Sorbet z liczi i imbiru
Przepis na ten apetyczny sorbet znalazłam w książeczce "Kuchnia tajska", a pomysł wziął się stąd, że miałam otwartą puszkę z liczi, z którymi nie wiedziałam co zrobić. Kilka sztuk użyłam do dekoracji tortu, a na resztę jakoś nie było chętnych. Zasadniczą przeszkodą w realizacji tego przepisu okazał się kandyzowany imbir - obeszłam chyba wszystkie sklepy, które mogłyby mieć go w ofercie, i nie dostałam go.
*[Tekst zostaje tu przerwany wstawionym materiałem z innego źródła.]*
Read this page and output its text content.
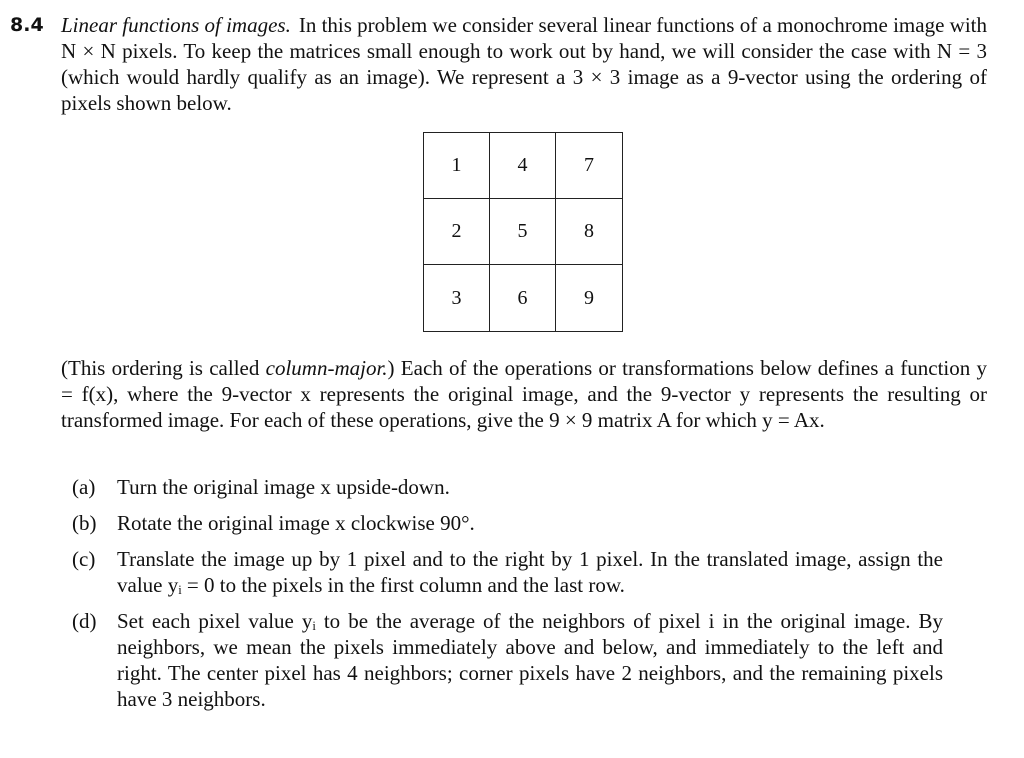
8.4 Linear functions of images. In this problem we consider several linear functions of a monochrome image with N × N pixels. To keep the matrices small enough to work out by hand, we will consider the case with N = 3 (which would hardly qualify as an image). We represent a 3 × 3 image as a 9-vector using the ordering of pixels shown below.
1	4	7
2	5	8
3	6	9
(This ordering is called column-major.) Each of the operations or transformations below defines a function y = f(x), where the 9-vector x represents the original image, and the 9-vector y represents the resulting or transformed image. For each of these operations, give the 9 × 9 matrix A for which y = Ax.
(a)	Turn the original image x upside-down.
(b) Rotate the original image x clockwise 90°.
(c)	Translate the image up by 1 pixel and to the right by 1 pixel. In the translated image, assign the value yᵢ = 0 to the pixels in the first column and the last row.
(d) Set each pixel value yᵢ to be the average of the neighbors of pixel i in the original image. By neighbors, we mean the pixels immediately above and below, and immediately to the left and right. The center pixel has 4 neighbors; corner pixels have 2 neighbors, and the remaining pixels have 3 neighbors.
W końcu w Piotrze i Pawle znalazłam francuski dżem z pomarańczy i imbiru, i wydaje mi się, że dobrze tu pasuje. Sorbet jest bardzo pyszny - lekko ostry dzięki dodatkowi imbiru, bardzo orzeźwiający, zdecydowanie do zapamiętania i przygotowania latem.
W oryginalnym przepisie znajdowała się jeszcze piana z białek, ja jednak pominęłam ten składnik.
Składniki:
1 puszka liczi w syropie
3 łyżki kandyzowanego imbiru razem z syropem
sok i skórka z jednej lemonki
Wszystkie składniki dokładnie zmiksuj i włóż do zamrażalnika w płaskim pojemniku. Co pół godziny wyjmuj pojemnik i ponownie miksuj sorbet, ewentualnie dokładnie mieszaj widelcem.